In recent years, Quinn said one of the biggest changes in the way AEI delivers work has been the growing, industry-wide push for the use of more three-dimensional tools, such as the planning and design software known as Building Information Modeling, or BIM, coupled with a continuing increased drive for more energy efficiency and sustainability in clients’ projects. Going forward, Frei said AEI would consider opening offices in new geographic markets including Los Angeles and, perhaps, Boston and New York in the next few years.

Meanwhile, the need for more workers trained in science, technology, engineering and math (STEM) skills already has resulted in more work for AEI building systems for several engineering colleges across the country, Frei said. He believed that push would continue, along with an increased need for more research and clinical facilities dedicated to translational work, or moving basic science discoveries more quickly from the lab to doctors’ offices.

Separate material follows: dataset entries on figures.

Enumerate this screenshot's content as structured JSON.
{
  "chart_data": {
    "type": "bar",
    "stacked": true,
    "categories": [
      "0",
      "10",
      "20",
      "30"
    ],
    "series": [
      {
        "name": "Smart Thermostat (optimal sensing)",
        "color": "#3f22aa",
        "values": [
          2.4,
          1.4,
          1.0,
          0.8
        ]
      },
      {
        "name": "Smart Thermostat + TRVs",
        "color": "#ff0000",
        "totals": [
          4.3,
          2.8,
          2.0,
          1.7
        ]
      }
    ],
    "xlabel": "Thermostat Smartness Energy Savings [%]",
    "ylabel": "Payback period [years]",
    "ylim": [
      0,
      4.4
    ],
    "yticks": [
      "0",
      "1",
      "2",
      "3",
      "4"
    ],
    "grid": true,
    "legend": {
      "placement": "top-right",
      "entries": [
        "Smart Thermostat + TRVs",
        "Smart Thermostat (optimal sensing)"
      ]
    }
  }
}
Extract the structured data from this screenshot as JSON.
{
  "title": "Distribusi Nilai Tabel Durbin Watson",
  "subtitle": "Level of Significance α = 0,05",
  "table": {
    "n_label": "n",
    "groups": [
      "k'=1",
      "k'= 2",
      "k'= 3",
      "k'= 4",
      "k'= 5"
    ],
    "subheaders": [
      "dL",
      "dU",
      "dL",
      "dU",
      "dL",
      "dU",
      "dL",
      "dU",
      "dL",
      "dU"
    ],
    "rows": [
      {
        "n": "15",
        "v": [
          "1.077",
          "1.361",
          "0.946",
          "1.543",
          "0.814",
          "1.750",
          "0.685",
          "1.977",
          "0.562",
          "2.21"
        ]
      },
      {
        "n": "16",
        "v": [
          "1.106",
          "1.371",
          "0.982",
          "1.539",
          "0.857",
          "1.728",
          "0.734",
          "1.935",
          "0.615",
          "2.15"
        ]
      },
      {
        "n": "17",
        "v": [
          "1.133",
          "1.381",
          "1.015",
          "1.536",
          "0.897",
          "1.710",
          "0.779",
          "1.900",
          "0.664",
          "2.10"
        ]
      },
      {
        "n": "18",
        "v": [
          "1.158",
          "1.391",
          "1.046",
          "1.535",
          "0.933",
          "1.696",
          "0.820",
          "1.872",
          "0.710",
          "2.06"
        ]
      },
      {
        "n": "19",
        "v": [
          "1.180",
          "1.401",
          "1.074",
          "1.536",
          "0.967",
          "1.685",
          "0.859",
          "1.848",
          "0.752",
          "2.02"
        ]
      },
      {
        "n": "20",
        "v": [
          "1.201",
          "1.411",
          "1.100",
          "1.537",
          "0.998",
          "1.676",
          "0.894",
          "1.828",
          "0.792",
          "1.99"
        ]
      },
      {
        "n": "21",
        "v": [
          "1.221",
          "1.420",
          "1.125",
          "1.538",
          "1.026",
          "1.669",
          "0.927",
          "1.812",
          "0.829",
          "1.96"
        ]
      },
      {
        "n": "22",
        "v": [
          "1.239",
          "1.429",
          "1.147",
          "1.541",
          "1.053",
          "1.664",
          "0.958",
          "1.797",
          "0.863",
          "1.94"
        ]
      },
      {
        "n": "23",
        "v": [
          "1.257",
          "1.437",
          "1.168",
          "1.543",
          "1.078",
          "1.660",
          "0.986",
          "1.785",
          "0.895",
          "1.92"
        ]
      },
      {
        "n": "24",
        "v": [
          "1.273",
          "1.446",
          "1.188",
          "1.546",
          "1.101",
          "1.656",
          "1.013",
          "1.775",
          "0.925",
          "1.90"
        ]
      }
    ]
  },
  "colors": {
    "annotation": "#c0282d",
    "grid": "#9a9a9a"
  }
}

Quinn, who also leads the company’s national healthcare facility market, said implementation of the Affordable Care Act would drive additional new work and changes, including the increased need for day-patient medical centers, rather than traditional in-patient facilities.

“As the ACA becomes more prominent and reimbursement policy changes, the expectation of providers to move in-patient care service out to save money is becoming very real,” Quinn said. “And so providers are looking to alter the facility types to do that. We’re seeing a movement toward (hospital) satellites, small-scale clinical facilities and ambulatory centers.”